Of those, the first three are clearly based on contentious political viewpoints. As a survey question, the 6th is outright stupid. It seems to be saying that people don’t know their own personal finance as well as the survey. The 7th is again dependent on definitions, depending on what you mean by the auto bailout (Bush simply allowed car companies into the Bank bailout scheme).

But this is picking hairs. It doesn’t take a genius to work out that liberals and conservatives are going do disagree on these questions, and that a network that encourages viewpoints not found on other networks would deliver different results.

What is really telling is that the above 9 questions are questions that Republicans were clearly more likely to take an opposite position to the survey’s “factual” one. It doesn’t take a megamind to work out that a Republican is going to assume a Democrat has raised taxes, or that more Republicans are suspicious of Obama’s birth regardless of the evidence. Yet there are only 2 listed questions that I can see that are “red flag” to Democrats – that they opposed TARP (they didn’t) and that the US chamber of commerce used foreign money to support Republican candidates. It’s not like there isn’t material – websites being open to foreign donations, “57 states”, links to corrupt politicians, the list is lengthy.

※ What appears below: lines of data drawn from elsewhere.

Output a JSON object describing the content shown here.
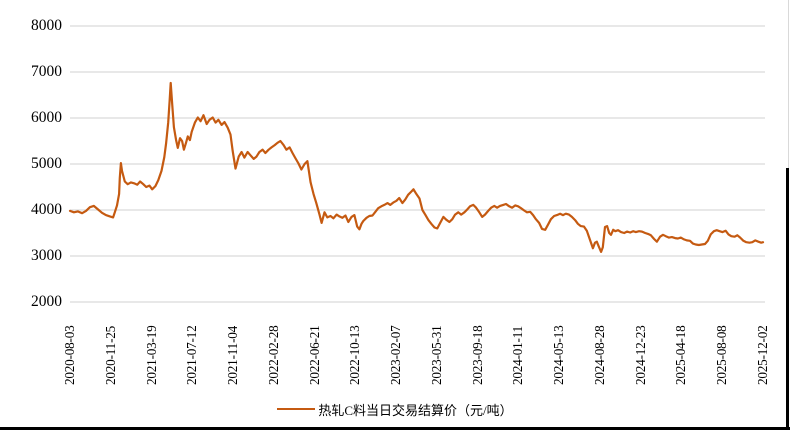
{
  "chart_data": {
    "type": "line",
    "title": "",
    "xlabel": "",
    "ylabel": "",
    "ylim": [
      2000,
      8000
    ],
    "y_ticks": [
      8000,
      7000,
      6000,
      5000,
      4000,
      3000,
      2000
    ],
    "x_ticks": [
      "2020-08-03",
      "2020-11-25",
      "2021-03-19",
      "2021-07-12",
      "2021-11-04",
      "2022-02-28",
      "2022-06-21",
      "2022-10-13",
      "2023-02-07",
      "2023-05-31",
      "2023-09-18",
      "2024-01-11",
      "2024-05-13",
      "2024-08-28",
      "2024-12-23",
      "2025-04-18",
      "2025-08-08",
      "2025-12-02"
    ],
    "grid": "horizontal",
    "gridline_color": "#d9d9d9",
    "axis_text_color": "#000000",
    "legend_position": "bottom-center",
    "series": [
      {
        "name": "热轧C料当日交易结算价（元/吨）",
        "color": "#C55A11",
        "points": [
          [
            "2020-08-03",
            3980
          ],
          [
            "2020-08-14",
            3950
          ],
          [
            "2020-08-25",
            3970
          ],
          [
            "2020-09-06",
            3930
          ],
          [
            "2020-09-17",
            3980
          ],
          [
            "2020-09-28",
            4060
          ],
          [
            "2020-10-09",
            4090
          ],
          [
            "2020-10-21",
            4010
          ],
          [
            "2020-11-01",
            3940
          ],
          [
            "2020-11-12",
            3890
          ],
          [
            "2020-11-23",
            3860
          ],
          [
            "2020-12-02",
            3840
          ],
          [
            "2020-12-07",
            3950
          ],
          [
            "2020-12-13",
            4100
          ],
          [
            "2020-12-19",
            4350
          ],
          [
            "2020-12-21",
            4700
          ],
          [
            "2020-12-24",
            5020
          ],
          [
            "2020-12-27",
            4850
          ],
          [
            "2021-01-04",
            4620
          ],
          [
            "2021-01-12",
            4560
          ],
          [
            "2021-01-21",
            4600
          ],
          [
            "2021-01-30",
            4580
          ],
          [
            "2021-02-08",
            4550
          ],
          [
            "2021-02-16",
            4620
          ],
          [
            "2021-02-25",
            4560
          ],
          [
            "2021-03-05",
            4500
          ],
          [
            "2021-03-14",
            4530
          ],
          [
            "2021-03-22",
            4450
          ],
          [
            "2021-03-31",
            4520
          ],
          [
            "2021-04-08",
            4650
          ],
          [
            "2021-04-17",
            4850
          ],
          [
            "2021-04-25",
            5150
          ],
          [
            "2021-04-30",
            5450
          ],
          [
            "2021-05-06",
            5900
          ],
          [
            "2021-05-10",
            6400
          ],
          [
            "2021-05-13",
            6760
          ],
          [
            "2021-05-17",
            6300
          ],
          [
            "2021-05-22",
            5800
          ],
          [
            "2021-05-28",
            5520
          ],
          [
            "2021-06-02",
            5350
          ],
          [
            "2021-06-08",
            5560
          ],
          [
            "2021-06-14",
            5500
          ],
          [
            "2021-06-19",
            5310
          ],
          [
            "2021-06-25",
            5460
          ],
          [
            "2021-06-30",
            5600
          ],
          [
            "2021-07-06",
            5520
          ],
          [
            "2021-07-11",
            5700
          ],
          [
            "2021-07-20",
            5900
          ],
          [
            "2021-07-28",
            6010
          ],
          [
            "2021-08-05",
            5930
          ],
          [
            "2021-08-13",
            6060
          ],
          [
            "2021-08-22",
            5870
          ],
          [
            "2021-08-30",
            5960
          ],
          [
            "2021-09-08",
            6010
          ],
          [
            "2021-09-16",
            5900
          ],
          [
            "2021-09-24",
            5960
          ],
          [
            "2021-10-03",
            5850
          ],
          [
            "2021-10-11",
            5910
          ],
          [
            "2021-10-20",
            5790
          ],
          [
            "2021-10-28",
            5640
          ],
          [
            "2021-11-03",
            5280
          ],
          [
            "2021-11-11",
            4900
          ],
          [
            "2021-11-20",
            5160
          ],
          [
            "2021-11-28",
            5260
          ],
          [
            "2021-12-06",
            5140
          ],
          [
            "2021-12-15",
            5260
          ],
          [
            "2021-12-23",
            5190
          ],
          [
            "2022-01-01",
            5110
          ],
          [
            "2022-01-09",
            5160
          ],
          [
            "2022-01-17",
            5260
          ],
          [
            "2022-01-26",
            5310
          ],
          [
            "2022-02-03",
            5240
          ],
          [
            "2022-02-12",
            5310
          ],
          [
            "2022-02-20",
            5360
          ],
          [
            "2022-03-01",
            5410
          ],
          [
            "2022-03-09",
            5460
          ],
          [
            "2022-03-17",
            5500
          ],
          [
            "2022-03-26",
            5410
          ],
          [
            "2022-04-03",
            5310
          ],
          [
            "2022-04-12",
            5360
          ],
          [
            "2022-04-20",
            5240
          ],
          [
            "2022-04-28",
            5130
          ],
          [
            "2022-05-07",
            5010
          ],
          [
            "2022-05-15",
            4880
          ],
          [
            "2022-05-24",
            5000
          ],
          [
            "2022-06-01",
            5060
          ],
          [
            "2022-06-10",
            4600
          ],
          [
            "2022-06-18",
            4350
          ],
          [
            "2022-06-26",
            4150
          ],
          [
            "2022-07-05",
            3900
          ],
          [
            "2022-07-11",
            3720
          ],
          [
            "2022-07-19",
            3950
          ],
          [
            "2022-07-27",
            3840
          ],
          [
            "2022-08-05",
            3870
          ],
          [
            "2022-08-13",
            3820
          ],
          [
            "2022-08-22",
            3900
          ],
          [
            "2022-08-30",
            3860
          ],
          [
            "2022-09-07",
            3830
          ],
          [
            "2022-09-16",
            3880
          ],
          [
            "2022-09-24",
            3740
          ],
          [
            "2022-10-03",
            3850
          ],
          [
            "2022-10-11",
            3890
          ],
          [
            "2022-10-19",
            3640
          ],
          [
            "2022-10-25",
            3580
          ],
          [
            "2022-10-31",
            3700
          ],
          [
            "2022-11-05",
            3760
          ],
          [
            "2022-11-14",
            3830
          ],
          [
            "2022-11-22",
            3870
          ],
          [
            "2022-12-01",
            3880
          ],
          [
            "2022-12-09",
            3960
          ],
          [
            "2022-12-17",
            4040
          ],
          [
            "2022-12-26",
            4080
          ],
          [
            "2023-01-03",
            4110
          ],
          [
            "2023-01-12",
            4150
          ],
          [
            "2023-01-20",
            4110
          ],
          [
            "2023-01-28",
            4160
          ],
          [
            "2023-02-06",
            4200
          ],
          [
            "2023-02-14",
            4260
          ],
          [
            "2023-02-23",
            4150
          ],
          [
            "2023-03-03",
            4230
          ],
          [
            "2023-03-11",
            4330
          ],
          [
            "2023-03-20",
            4400
          ],
          [
            "2023-03-26",
            4450
          ],
          [
            "2023-04-03",
            4350
          ],
          [
            "2023-04-12",
            4250
          ],
          [
            "2023-04-20",
            4000
          ],
          [
            "2023-04-28",
            3900
          ],
          [
            "2023-05-07",
            3780
          ],
          [
            "2023-05-15",
            3700
          ],
          [
            "2023-05-24",
            3620
          ],
          [
            "2023-06-01",
            3600
          ],
          [
            "2023-06-09",
            3720
          ],
          [
            "2023-06-18",
            3850
          ],
          [
            "2023-06-26",
            3790
          ],
          [
            "2023-07-05",
            3740
          ],
          [
            "2023-07-13",
            3800
          ],
          [
            "2023-07-21",
            3900
          ],
          [
            "2023-07-30",
            3950
          ],
          [
            "2023-08-07",
            3900
          ],
          [
            "2023-08-16",
            3950
          ],
          [
            "2023-08-24",
            4010
          ],
          [
            "2023-09-01",
            4080
          ],
          [
            "2023-09-10",
            4110
          ],
          [
            "2023-09-18",
            4050
          ],
          [
            "2023-09-27",
            3950
          ],
          [
            "2023-10-05",
            3850
          ],
          [
            "2023-10-13",
            3900
          ],
          [
            "2023-10-22",
            3980
          ],
          [
            "2023-10-30",
            4050
          ],
          [
            "2023-11-08",
            4090
          ],
          [
            "2023-11-16",
            4050
          ],
          [
            "2023-11-24",
            4090
          ],
          [
            "2023-12-03",
            4110
          ],
          [
            "2023-12-11",
            4130
          ],
          [
            "2023-12-20",
            4080
          ],
          [
            "2023-12-28",
            4050
          ],
          [
            "2024-01-06",
            4100
          ],
          [
            "2024-01-14",
            4080
          ],
          [
            "2024-01-22",
            4040
          ],
          [
            "2024-01-31",
            3990
          ],
          [
            "2024-02-08",
            3950
          ],
          [
            "2024-02-17",
            3960
          ],
          [
            "2024-02-25",
            3890
          ],
          [
            "2024-03-04",
            3800
          ],
          [
            "2024-03-13",
            3720
          ],
          [
            "2024-03-21",
            3590
          ],
          [
            "2024-03-30",
            3570
          ],
          [
            "2024-04-07",
            3680
          ],
          [
            "2024-04-15",
            3800
          ],
          [
            "2024-04-24",
            3870
          ],
          [
            "2024-05-02",
            3890
          ],
          [
            "2024-05-11",
            3920
          ],
          [
            "2024-05-19",
            3890
          ],
          [
            "2024-05-27",
            3920
          ],
          [
            "2024-06-05",
            3900
          ],
          [
            "2024-06-13",
            3850
          ],
          [
            "2024-06-22",
            3780
          ],
          [
            "2024-06-30",
            3700
          ],
          [
            "2024-07-08",
            3650
          ],
          [
            "2024-07-17",
            3640
          ],
          [
            "2024-07-25",
            3550
          ],
          [
            "2024-08-03",
            3350
          ],
          [
            "2024-08-11",
            3170
          ],
          [
            "2024-08-17",
            3290
          ],
          [
            "2024-08-22",
            3310
          ],
          [
            "2024-08-28",
            3200
          ],
          [
            "2024-09-03",
            3090
          ],
          [
            "2024-09-08",
            3190
          ],
          [
            "2024-09-14",
            3630
          ],
          [
            "2024-09-20",
            3650
          ],
          [
            "2024-09-26",
            3500
          ],
          [
            "2024-10-01",
            3460
          ],
          [
            "2024-10-07",
            3570
          ],
          [
            "2024-10-13",
            3540
          ],
          [
            "2024-10-21",
            3560
          ],
          [
            "2024-10-29",
            3520
          ],
          [
            "2024-11-07",
            3500
          ],
          [
            "2024-11-15",
            3530
          ],
          [
            "2024-11-24",
            3510
          ],
          [
            "2024-12-02",
            3540
          ],
          [
            "2024-12-10",
            3520
          ],
          [
            "2024-12-19",
            3540
          ],
          [
            "2024-12-27",
            3530
          ],
          [
            "2025-01-05",
            3500
          ],
          [
            "2025-01-13",
            3480
          ],
          [
            "2025-01-21",
            3450
          ],
          [
            "2025-01-30",
            3370
          ],
          [
            "2025-02-07",
            3310
          ],
          [
            "2025-02-16",
            3420
          ],
          [
            "2025-02-24",
            3460
          ],
          [
            "2025-03-04",
            3430
          ],
          [
            "2025-03-13",
            3400
          ],
          [
            "2025-03-21",
            3410
          ],
          [
            "2025-03-30",
            3390
          ],
          [
            "2025-04-07",
            3380
          ],
          [
            "2025-04-15",
            3400
          ],
          [
            "2025-04-24",
            3360
          ],
          [
            "2025-05-02",
            3340
          ],
          [
            "2025-05-11",
            3330
          ],
          [
            "2025-05-19",
            3270
          ],
          [
            "2025-05-27",
            3250
          ],
          [
            "2025-06-05",
            3240
          ],
          [
            "2025-06-13",
            3250
          ],
          [
            "2025-06-22",
            3260
          ],
          [
            "2025-06-30",
            3330
          ],
          [
            "2025-07-08",
            3470
          ],
          [
            "2025-07-17",
            3540
          ],
          [
            "2025-07-25",
            3560
          ],
          [
            "2025-08-02",
            3540
          ],
          [
            "2025-08-10",
            3520
          ],
          [
            "2025-08-19",
            3550
          ],
          [
            "2025-08-27",
            3470
          ],
          [
            "2025-09-04",
            3430
          ],
          [
            "2025-09-13",
            3420
          ],
          [
            "2025-09-21",
            3450
          ],
          [
            "2025-09-29",
            3400
          ],
          [
            "2025-10-08",
            3330
          ],
          [
            "2025-10-16",
            3300
          ],
          [
            "2025-10-25",
            3290
          ],
          [
            "2025-11-02",
            3300
          ],
          [
            "2025-11-10",
            3340
          ],
          [
            "2025-11-19",
            3310
          ],
          [
            "2025-11-27",
            3290
          ],
          [
            "2025-12-02",
            3300
          ]
        ]
      }
    ]
  }
}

Actually, I’m amazed at the third question on the “Democrats got it wrong” list. How on earth could you be so enamored of Obama so as to miss the widely announced news that he sent a surge of troops to Afghanistan?

To me, it’s the “About Equal” chart on page 17 that seals the deal. You have 3 questions which Democrats were about the same as Republicians, yet 2 of these are clearly designed to catch Republicans.

So we have a survey where “facts” are selected that will clash with one or both political viewpoints, but which heavily skews towards questions that clash with one.